Tout est donc réuni pour donner lieu à une intrigue allant aux confins de l'absurde et de l'illogique, et pourtant tenant tellement bien que l'on se sent emporté, et jamais on ne se dit que cet ouvrage n'a pas d'intrigue valable. Plus que jamais, Pratchett montre son talent pour réunir une parodie grandiose et une intrigue superbe. C'est, à la réflexion, assez impressionnant. A la parodie s'ajoute une petite note de critique, comme souvent, avec une réflexion sur le traitement du physique des chanteuses d'opéra, et du milieu du spectacle en général. Ce n'est pas d'une profondeur grandiose, mais c'est assez plaisant à lire, et inséré avec talent dans l'intrigue générale.

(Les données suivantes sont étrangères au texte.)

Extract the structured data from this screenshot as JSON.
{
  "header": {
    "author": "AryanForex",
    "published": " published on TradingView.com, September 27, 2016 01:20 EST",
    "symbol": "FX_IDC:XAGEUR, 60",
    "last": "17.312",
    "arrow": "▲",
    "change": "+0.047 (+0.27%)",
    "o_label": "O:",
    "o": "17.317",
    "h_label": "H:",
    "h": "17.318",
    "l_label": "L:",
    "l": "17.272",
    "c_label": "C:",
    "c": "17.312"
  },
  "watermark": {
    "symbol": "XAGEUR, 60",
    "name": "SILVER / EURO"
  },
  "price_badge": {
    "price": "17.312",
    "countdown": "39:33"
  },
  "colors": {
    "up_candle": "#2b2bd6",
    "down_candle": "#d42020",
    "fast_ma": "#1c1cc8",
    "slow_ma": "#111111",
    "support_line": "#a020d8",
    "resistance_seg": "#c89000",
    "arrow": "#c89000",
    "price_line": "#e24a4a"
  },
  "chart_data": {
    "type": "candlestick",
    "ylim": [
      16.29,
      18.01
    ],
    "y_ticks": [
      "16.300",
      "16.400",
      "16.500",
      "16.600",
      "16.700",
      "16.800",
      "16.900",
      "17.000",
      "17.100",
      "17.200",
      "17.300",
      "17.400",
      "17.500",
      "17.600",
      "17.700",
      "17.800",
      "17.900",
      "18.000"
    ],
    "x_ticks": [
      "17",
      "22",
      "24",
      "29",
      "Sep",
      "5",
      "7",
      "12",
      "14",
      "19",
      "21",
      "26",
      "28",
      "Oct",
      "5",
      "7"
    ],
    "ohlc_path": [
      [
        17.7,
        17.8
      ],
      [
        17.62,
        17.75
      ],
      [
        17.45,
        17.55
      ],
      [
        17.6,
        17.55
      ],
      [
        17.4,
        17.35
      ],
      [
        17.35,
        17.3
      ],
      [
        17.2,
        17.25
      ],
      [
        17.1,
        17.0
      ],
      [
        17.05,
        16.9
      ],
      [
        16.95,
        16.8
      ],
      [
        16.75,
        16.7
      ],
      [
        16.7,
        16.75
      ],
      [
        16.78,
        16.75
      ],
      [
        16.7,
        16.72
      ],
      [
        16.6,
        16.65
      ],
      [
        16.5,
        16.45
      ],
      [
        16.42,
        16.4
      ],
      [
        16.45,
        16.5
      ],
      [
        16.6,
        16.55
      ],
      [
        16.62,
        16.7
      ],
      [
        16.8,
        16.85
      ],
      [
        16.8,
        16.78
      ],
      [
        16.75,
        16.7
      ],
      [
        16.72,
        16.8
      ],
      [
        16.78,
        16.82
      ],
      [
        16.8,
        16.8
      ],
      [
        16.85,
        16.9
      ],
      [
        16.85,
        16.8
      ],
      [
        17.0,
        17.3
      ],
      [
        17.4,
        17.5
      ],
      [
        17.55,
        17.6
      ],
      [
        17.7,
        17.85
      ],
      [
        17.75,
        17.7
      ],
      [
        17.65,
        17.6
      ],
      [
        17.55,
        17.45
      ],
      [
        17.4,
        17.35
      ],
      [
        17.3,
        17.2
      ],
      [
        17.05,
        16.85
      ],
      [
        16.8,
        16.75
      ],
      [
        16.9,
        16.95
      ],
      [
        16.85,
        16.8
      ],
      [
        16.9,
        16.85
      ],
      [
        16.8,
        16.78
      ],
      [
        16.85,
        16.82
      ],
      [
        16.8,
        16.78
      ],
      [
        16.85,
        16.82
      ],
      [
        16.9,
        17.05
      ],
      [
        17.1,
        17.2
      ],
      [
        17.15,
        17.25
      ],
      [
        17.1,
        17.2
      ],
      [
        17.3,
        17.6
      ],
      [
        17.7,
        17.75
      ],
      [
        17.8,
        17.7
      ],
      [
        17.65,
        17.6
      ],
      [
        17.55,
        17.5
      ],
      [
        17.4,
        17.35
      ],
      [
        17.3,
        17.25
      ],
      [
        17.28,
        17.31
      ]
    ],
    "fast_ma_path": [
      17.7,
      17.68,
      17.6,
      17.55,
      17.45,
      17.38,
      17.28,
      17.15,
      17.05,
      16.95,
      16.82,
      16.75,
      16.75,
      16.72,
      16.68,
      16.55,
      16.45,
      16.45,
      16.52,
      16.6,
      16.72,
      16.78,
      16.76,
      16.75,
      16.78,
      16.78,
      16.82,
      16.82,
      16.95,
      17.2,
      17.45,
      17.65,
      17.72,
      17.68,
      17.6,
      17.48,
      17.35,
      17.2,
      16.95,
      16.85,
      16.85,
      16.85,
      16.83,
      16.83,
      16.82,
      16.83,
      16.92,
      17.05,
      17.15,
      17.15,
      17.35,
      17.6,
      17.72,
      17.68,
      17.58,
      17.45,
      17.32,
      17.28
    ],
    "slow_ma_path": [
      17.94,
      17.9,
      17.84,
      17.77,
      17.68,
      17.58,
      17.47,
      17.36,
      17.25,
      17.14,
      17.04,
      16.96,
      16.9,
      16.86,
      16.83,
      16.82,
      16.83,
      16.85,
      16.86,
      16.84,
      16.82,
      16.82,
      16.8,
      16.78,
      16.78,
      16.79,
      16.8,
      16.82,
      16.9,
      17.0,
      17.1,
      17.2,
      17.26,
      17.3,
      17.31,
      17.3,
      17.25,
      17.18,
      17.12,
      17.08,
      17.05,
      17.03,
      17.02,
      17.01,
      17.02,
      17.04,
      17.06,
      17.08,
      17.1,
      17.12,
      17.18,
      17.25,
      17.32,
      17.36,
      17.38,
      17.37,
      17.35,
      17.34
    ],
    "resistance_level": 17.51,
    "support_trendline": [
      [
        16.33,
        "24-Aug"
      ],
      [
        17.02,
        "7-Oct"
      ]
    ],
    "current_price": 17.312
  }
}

Ajoutons à cela que le style de Pratchett est d'une efficacité assez conséquente : il procède par sections souvent assez brèves suivant les personnages tour à tour, et son écriture dynamique donne une impression de rapidité et de simultanéité fort réussie. Bien sur, il prend parfois plus son temps, quand cela est nécessaire : dans ces cas la, il se révèle encore une fois fort satisfaisant, même si pas parmis les auteurs les plus talentueux du monde. Ceci dit, au milieu d'un ouvrage comme Masquarade, ça nous est un peu égal.

En conclusion, laissez vous emporter par ce livre formidable, entrez dans ce monde si absurde et illogique, et amusez vous en. Masquarade est une bonne porte d'entrée dans les Annales, en fait un des meilleures, avec « Eric » ou « Au Guet ». Rêvez un moment dans l'univers coloré de Terry Pratchett, car pendant 350 le rêve ne s'arrête pas.
Et si vous avez aimé, ne vous inquiétez pas : il en reste plein d'autres !



Rédigé par Lambègue.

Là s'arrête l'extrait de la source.